The department now offers enough online courses for students to complete the MA in religious studies with a concentration in critical theory completely online, if they choose. Students can also choose to take a combination of online and in-person courses or to pursue their degrees entirely in person. For some students, this flexibility has made starting their degree program possible.
“I needed something that would be flexible, especially with COVID,” says first-year MA student Caroline Kutschbach, who’s taking courses from her home in California.
Online courses were new for both Kutschbach and fellow first-year MA student, Wes Hurd. Hurd lives in Washington D.C. and is earning his degree while working full time.
“I was surprised by how easy it is to follow along and engage even though the classes aren’t physically face to face, especially if you have a good instructor and good lecturer, which my professor certainly was,” Hurd says.
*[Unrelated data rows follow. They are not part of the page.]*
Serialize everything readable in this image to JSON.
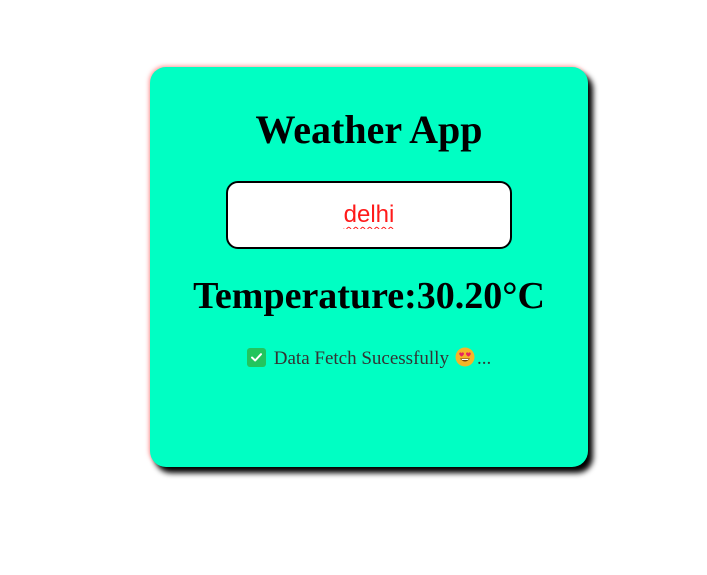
{
  "app": {
    "title": "Weather App"
  },
  "search": {
    "value": "delhi"
  },
  "weather": {
    "temperature_text": "Temperature:30.20°C"
  },
  "status": {
    "icon": "check-icon",
    "message": "Data Fetch Sucessfully",
    "emoji": "heart-eyes-emoji-icon",
    "suffix": "..."
  },
  "colors": {
    "card_background": "#00ffc3",
    "input_text": "#ff1a1a",
    "check_green": "#22c55e"
  }
}
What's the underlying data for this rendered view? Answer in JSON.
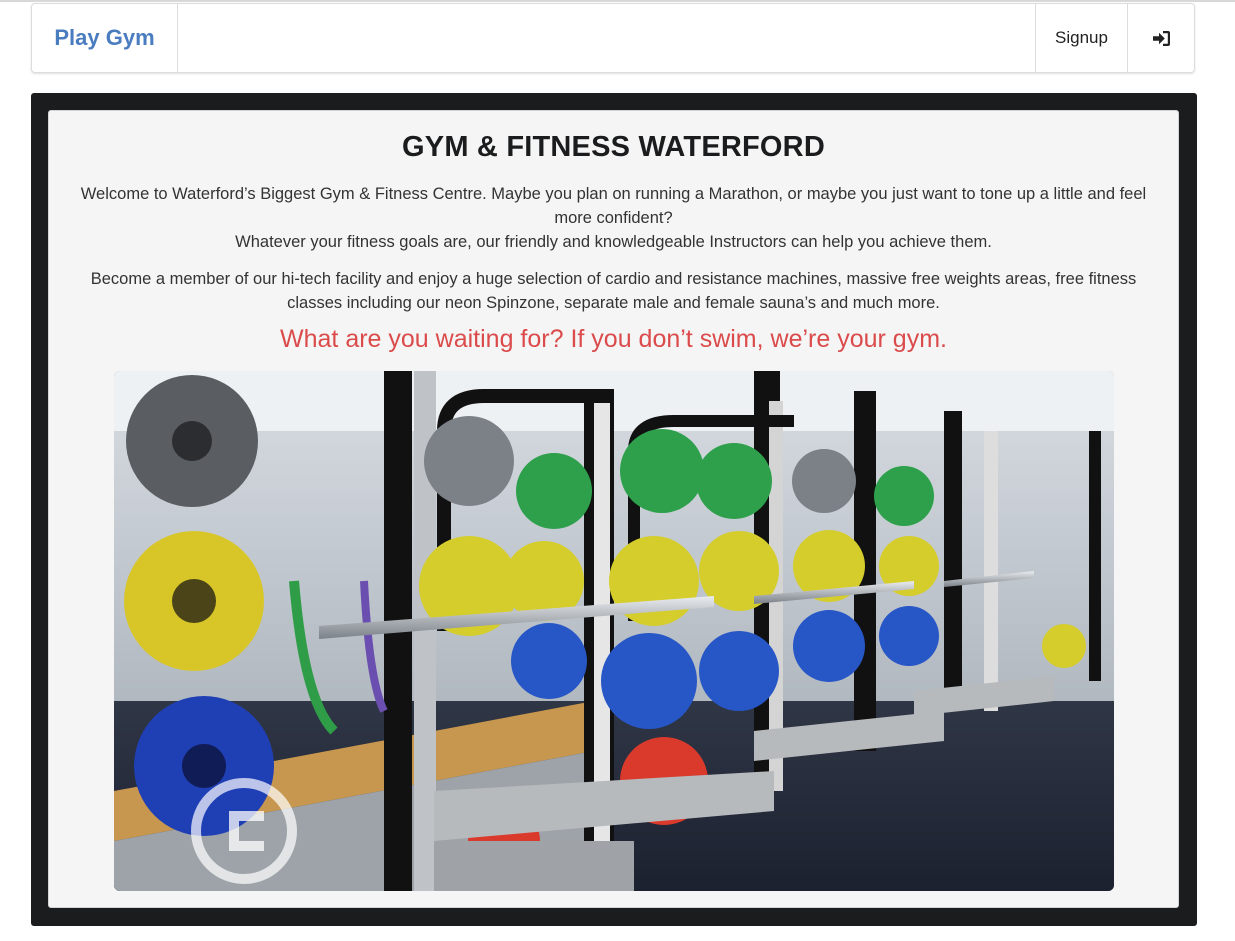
{
  "navbar": {
    "brand": "Play Gym",
    "signup_label": "Signup",
    "login_icon": "sign-in-icon"
  },
  "hero": {
    "title": "GYM & FITNESS WATERFORD",
    "paragraph1_line1": "Welcome to Waterford’s Biggest Gym & Fitness Centre. Maybe you plan on running a Marathon, or maybe you just want to tone up a little and feel more confident?",
    "paragraph1_line2": "Whatever your fitness goals are, our friendly and knowledgeable Instructors can help you achieve them.",
    "paragraph2": "Become a member of our hi-tech facility and enjoy a huge selection of cardio and resistance machines, massive free weights areas, free fitness classes including our neon Spinzone, separate male and female sauna’s and much more.",
    "tagline": "What are you waiting for? If you don’t swim, we’re your gym.",
    "image": "gym-squat-racks-with-weight-plates"
  },
  "colors": {
    "brand": "#4a7cc0",
    "tagline": "#db4b4b",
    "frame": "#1b1c1d",
    "panel": "#f5f5f5"
  }
}
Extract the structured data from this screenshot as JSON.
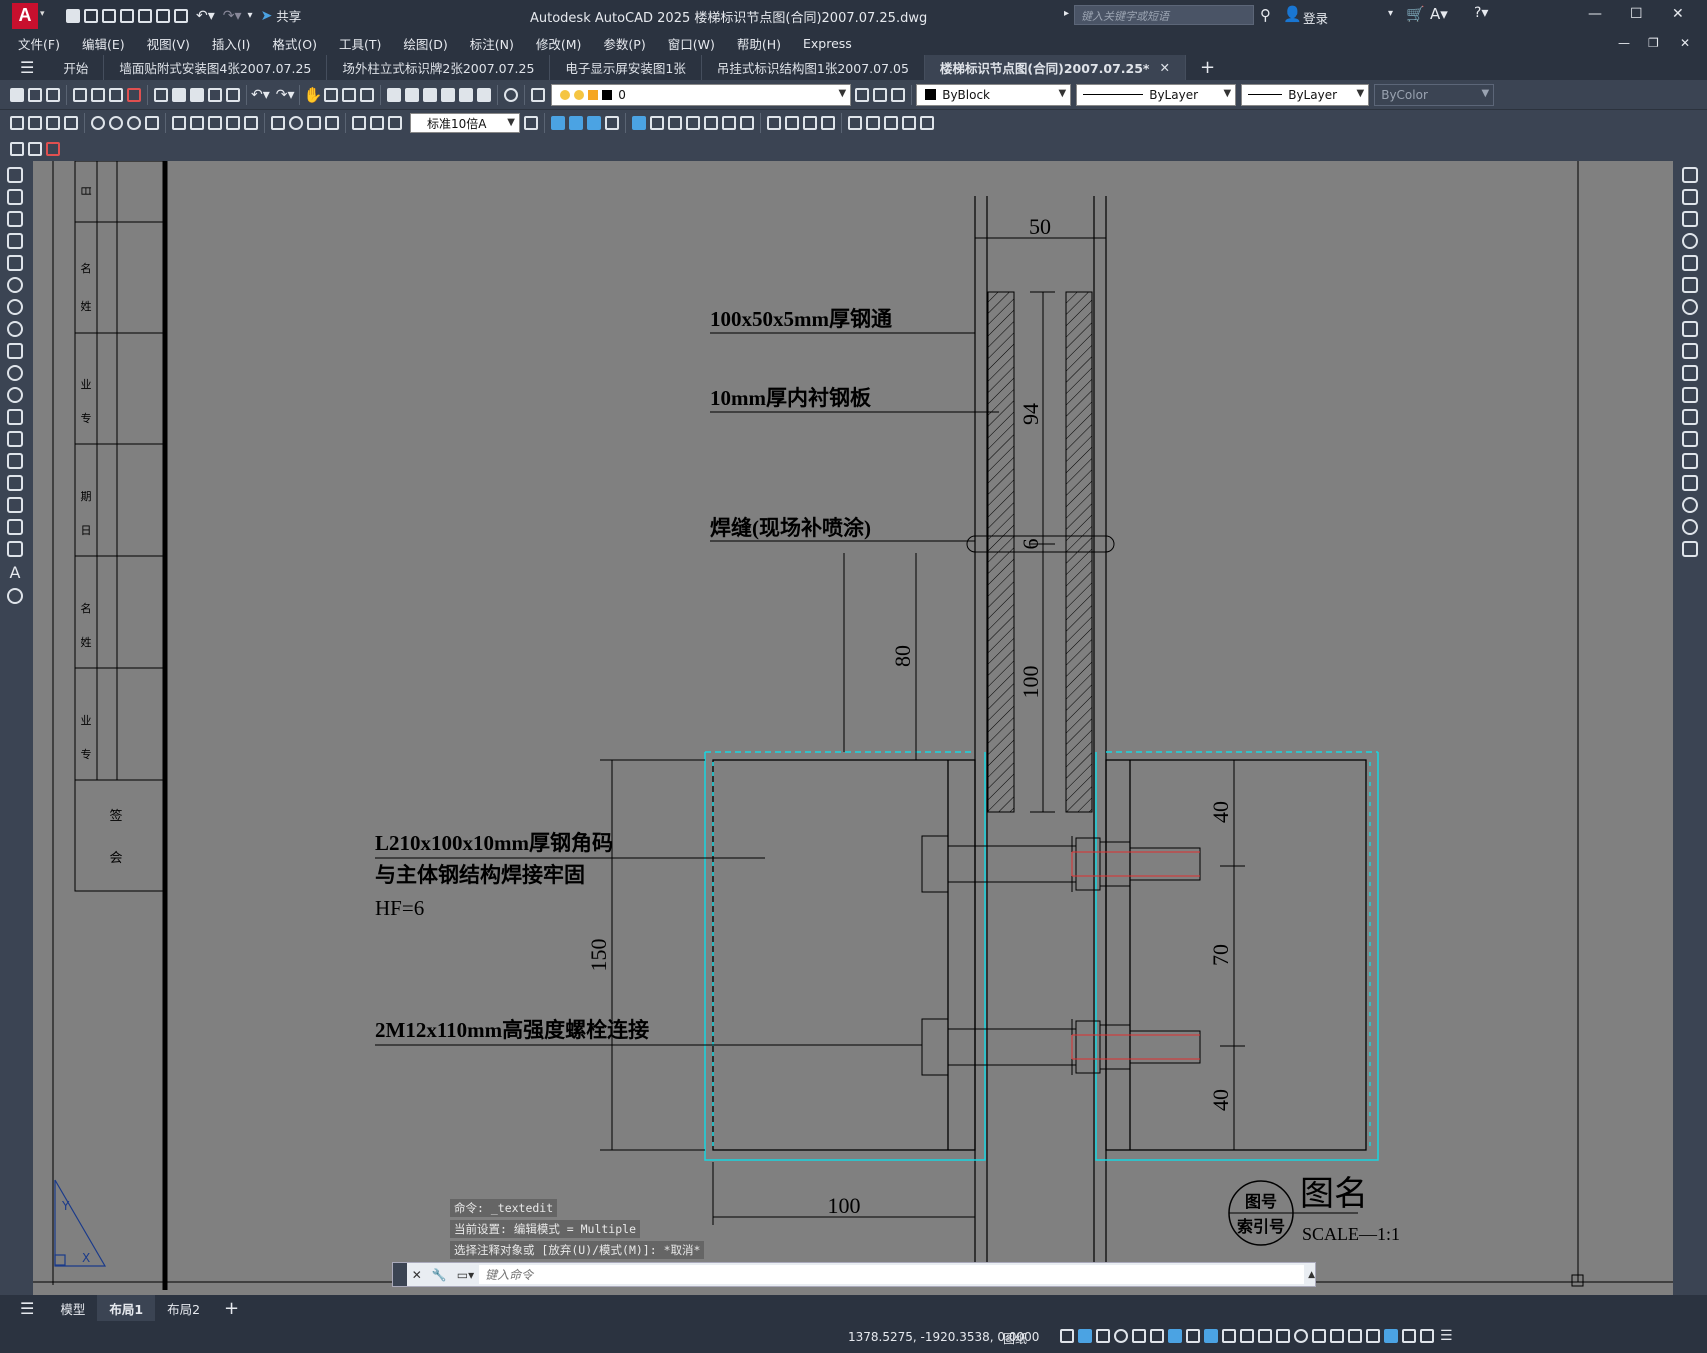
{
  "window": {
    "title": "Autodesk AutoCAD 2025    楼梯标识节点图(合同)2007.07.25.dwg",
    "share": "共享",
    "search_placeholder": "键入关键字或短语",
    "login": "登录"
  },
  "menu": [
    "文件(F)",
    "编辑(E)",
    "视图(V)",
    "插入(I)",
    "格式(O)",
    "工具(T)",
    "绘图(D)",
    "标注(N)",
    "修改(M)",
    "参数(P)",
    "窗口(W)",
    "帮助(H)",
    "Express"
  ],
  "tabs": [
    "开始",
    "墙面贴附式安装图4张2007.07.25",
    "场外柱立式标识牌2张2007.07.25",
    "电子显示屏安装图1张",
    "吊挂式标识结构图1张2007.07.05",
    "楼梯标识节点图(合同)2007.07.25*"
  ],
  "toolbar": {
    "layer": "0",
    "color": "ByBlock",
    "linetype": "ByLayer",
    "lineweight": "ByLayer",
    "plotstyle": "ByColor",
    "dimstyle": "标准10倍A"
  },
  "drawing": {
    "labels": {
      "steel_tube": "100x50x5mm厚钢通",
      "liner": "10mm厚内衬钢板",
      "weld": "焊缝(现场补喷涂)",
      "angle1": "L210x100x10mm厚钢角码",
      "angle2": "与主体钢结构焊接牢固",
      "hf": "HF=6",
      "bolt": "2M12x110mm高强度螺栓连接"
    },
    "dims": {
      "d50": "50",
      "d94": "94",
      "d6": "6",
      "d80": "80",
      "d100v": "100",
      "d150": "150",
      "d40a": "40",
      "d70": "70",
      "d40b": "40",
      "d100h": "100"
    },
    "titleblock": {
      "name": "图名",
      "scale": "SCALE—1:1",
      "num1": "图号",
      "num2": "索引号"
    },
    "sideblock": [
      "日",
      "名",
      "姓",
      "业",
      "专",
      "期",
      "日",
      "名",
      "姓",
      "业",
      "专",
      "签",
      "会"
    ]
  },
  "command": {
    "history": [
      "命令: _textedit",
      "当前设置: 编辑模式 = Multiple",
      "选择注释对象或 [放弃(U)/模式(M)]: *取消*"
    ],
    "placeholder": "键入命令"
  },
  "layouts": [
    "模型",
    "布局1",
    "布局2"
  ],
  "status": {
    "coords": "1378.5275, -1920.3538, 0.0000",
    "paper": "图纸"
  }
}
Kutschbach also appreciates the approach adjunct professor Patrick D’Silva took to teaching online.
“He made learning online fun, and he really made the class a community when I didn’t think that that was going to be possible,” Kutschbach says.
Community-building efforts for students go beyond the classroom, as well. For example, many students work together on research and publication projects for the department, which gives them connection and purpose beyond their time together in classes.
“They all know each other; they’re regularly in touch with each other,” says Professor of Religious Studies Carl Raschke. “They’re actually connected with a common collaborative aim.”
Kutschbach has found that students on campus welcome their online peers.
“I’ve had a great experience so far; the students who are on campus are very receptive and still make us feel like we belong even though we’re not able to meet with them,” she says. “I’m excited to build a community at DU.”
Hurd found that when he was considering the program, the department was great about answering questions and clarifying its modalities.
“Don’t be afraid to reach out and fact find if you’re interested but still on the fence,” he says.
Raschke adds, “It’s not either or, it’s both and, and the result, when synthesized, is something that can really be groundbreaking.”